China

Food safety ‘stable’ as year’s first scandal breaks in Tianjin

By RJ Whitehead

- Last updated on GMT

© iStock
© iStock
Additive overuse and microbial contamination were behind almost two-thirds of all food-safety issues in China last year, while less than 1% of infant formula failed to meet national standards.

Launching a report on random inspections in 2016 by the China Food and Drug Administration, its spokeswoman said the food-safety situation “remained stable compared with the previous year​”, after almost 97% of 257,000 samples tested were found to have passed.

Dairy products in general were assessed as satisfactory, with 99.5% meeting standards, while large conglomerates were found to have been making strides in improving their food safety practices.

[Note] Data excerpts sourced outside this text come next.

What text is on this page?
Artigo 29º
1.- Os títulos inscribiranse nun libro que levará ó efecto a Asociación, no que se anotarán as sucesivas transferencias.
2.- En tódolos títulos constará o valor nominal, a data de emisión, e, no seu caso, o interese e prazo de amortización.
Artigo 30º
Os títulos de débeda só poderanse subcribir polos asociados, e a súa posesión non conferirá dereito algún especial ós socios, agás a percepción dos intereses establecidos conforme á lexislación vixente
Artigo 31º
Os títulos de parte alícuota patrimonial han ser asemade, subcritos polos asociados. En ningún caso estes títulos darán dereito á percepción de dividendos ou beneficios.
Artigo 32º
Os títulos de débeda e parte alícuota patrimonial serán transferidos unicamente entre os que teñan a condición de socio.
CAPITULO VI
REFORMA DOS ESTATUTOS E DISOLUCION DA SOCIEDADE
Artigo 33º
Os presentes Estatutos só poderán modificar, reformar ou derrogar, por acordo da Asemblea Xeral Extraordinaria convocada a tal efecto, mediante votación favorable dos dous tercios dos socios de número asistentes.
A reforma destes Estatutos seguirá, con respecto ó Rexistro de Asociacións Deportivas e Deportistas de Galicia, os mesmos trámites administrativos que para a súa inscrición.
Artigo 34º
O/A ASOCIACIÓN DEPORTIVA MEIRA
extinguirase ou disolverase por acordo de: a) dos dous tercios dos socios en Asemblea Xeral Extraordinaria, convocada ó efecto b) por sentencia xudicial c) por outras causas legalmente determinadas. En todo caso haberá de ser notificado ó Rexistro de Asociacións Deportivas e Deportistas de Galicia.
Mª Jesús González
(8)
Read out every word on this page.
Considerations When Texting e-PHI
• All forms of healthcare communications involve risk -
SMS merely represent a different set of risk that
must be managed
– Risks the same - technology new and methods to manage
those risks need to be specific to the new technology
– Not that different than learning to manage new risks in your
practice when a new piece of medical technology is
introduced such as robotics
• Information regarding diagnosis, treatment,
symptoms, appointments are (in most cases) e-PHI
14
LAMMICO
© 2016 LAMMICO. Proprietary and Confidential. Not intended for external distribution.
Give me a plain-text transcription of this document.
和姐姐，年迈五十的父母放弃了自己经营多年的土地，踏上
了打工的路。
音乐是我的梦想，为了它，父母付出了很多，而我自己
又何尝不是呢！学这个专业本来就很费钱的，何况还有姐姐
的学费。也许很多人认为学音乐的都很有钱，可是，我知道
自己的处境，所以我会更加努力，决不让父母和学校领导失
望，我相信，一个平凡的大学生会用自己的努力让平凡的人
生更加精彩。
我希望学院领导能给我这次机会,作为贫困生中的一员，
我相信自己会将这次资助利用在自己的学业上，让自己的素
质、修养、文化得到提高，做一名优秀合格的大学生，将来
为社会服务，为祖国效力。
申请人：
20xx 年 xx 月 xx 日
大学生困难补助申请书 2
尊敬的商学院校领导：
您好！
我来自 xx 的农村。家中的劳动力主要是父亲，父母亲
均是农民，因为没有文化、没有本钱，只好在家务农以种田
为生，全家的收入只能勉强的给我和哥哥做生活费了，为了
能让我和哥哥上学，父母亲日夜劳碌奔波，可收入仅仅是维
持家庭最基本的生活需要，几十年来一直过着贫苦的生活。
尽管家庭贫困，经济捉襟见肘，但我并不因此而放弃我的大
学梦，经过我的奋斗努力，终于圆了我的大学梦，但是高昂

The CFDA did however voice concerns over heavy-metal contamination levels, use of veterinary drugs as additives and excessive amounts of pesticide residues.

"These will also be the focus of our inspections in 2017​,” said Guo Wenqi, deputy director of the administration, adding that it will increase random inspections within the year.

"Results of the inspections will be publicised in a timely manner to help consumers with food choices in the market​," he said.

Despite strengthened efforts to improve food safety, China still faces challenges, not least from lively hives of counterfeiting.

On Monday, a gang in northeastern Tianjin was busted for operating 50 factories that manufactured counterfeit brand-name food, including sauces and seasonings with industrial salt and leftovers. The goods were labelled as well-known brands, such as products by Nestlé and Knorr.

The village base of the gang reportedly accounts for over US$14m of fake seasoning each year, leading to Tianjin being referred to by many media as the “fake seasoning hub​” of China.

The CFDA said in a statement evening that it had dispatched officers to Tianjin to investigate the claims.